The Diocese of Iligan of the Catholic Church firmly opposes plans to privatize the Agus-Pulangi Hydroelectric Complex (APHC). The church states that selling the facility to private corporations will raise electricity prices and further burden the people of Mindanao.
Bishop Jose Rapadas III’s May 10 pastoral letter emphasized that while the diocese supports rehabilitating and modernizing the facility, it must remain under public ownership and management.
“We firmly oppose any step toward privatization—direct or indirect—of Agus-Pulangi,” Rapadas declared.
The bishop also rejected proposals for public-private partnership (PPP) or similar agreements that could give control to giant companies prioritizing profit.
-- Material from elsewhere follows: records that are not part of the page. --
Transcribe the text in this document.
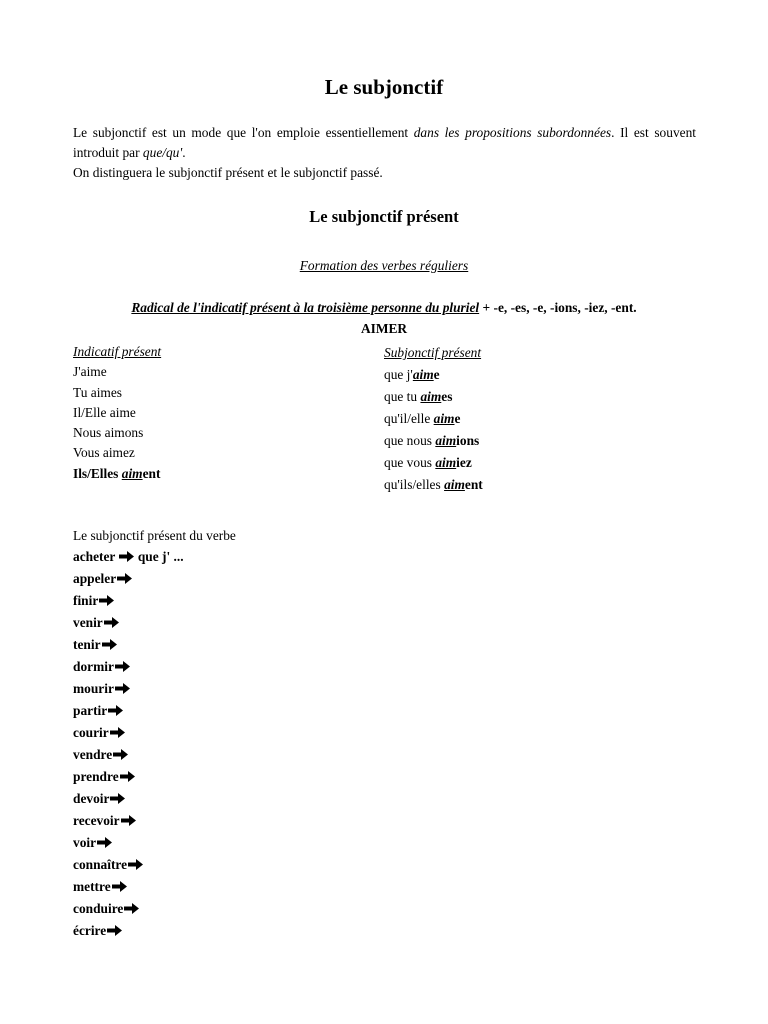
Le subjonctif

Le subjonctif est un mode que l'on emploie essentiellement dans les propositions subordonnées. Il est souvent introduit par que/qu'.

On distinguera le subjonctif présent et le subjonctif passé.

Le subjonctif présent
Formation des verbes réguliers
Radical de l'indicatif présent à la troisième personne du pluriel + -e, -es, -e, -ions, -iez, -ent.
AIMER
Indicatif présent
J'aime
Tu aimes
Il/Elle aime
Nous aimons
Vous aimez
Ils/Elles aiment
Subjonctif présent
que j'aime
que tu aimes
qu'il/elle aime
que nous aimions
que vous aimiez
qu'ils/elles aiment
Le subjonctif présent du verbe
acheter
que j' ...
appeler
finir
venir
tenir
dormir
mourir
partir
courir
vendre
prendre
devoir
recevoir
voir
connaître
mettre
conduire
écrire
He described the hydroelectric complex as a vital national resource built from Filipinos’ taxes and sacrifices.
Rapadas insisted that Agus-Pulangi’s current operational problems stem from policy and investment failures, not the government’s inability to manage it.
“Basic services like electricity… must be managed to serve the common good, not private profit,” he said.
He warned that treating electricity as a commodity instead of a service will hit the poor first. “When basic needs are treated as commodities, the poor suffer first and most,” he said.
Beyond this, many parts of the complex lie within Lumad ancestral lands, whose people truly own the resources.
APHC ranks as one of the Philippines’ largest hydropower systems. It consists of seven run-of-river hydroelectric plants—six on the Agus River from Lake Lanao and one on the Pulangi River in Bukidnon. It has capacity to generate around 1,000 megawatts (MW) and supply electricity to 3.3 million households in Mindanao. But the state’s neglect allows it to generate only 600–700 MW.
The Marcos regime pushes to privatize the complex under World Bank pressure. Currently, proposals for it already circulate under the PPP framework.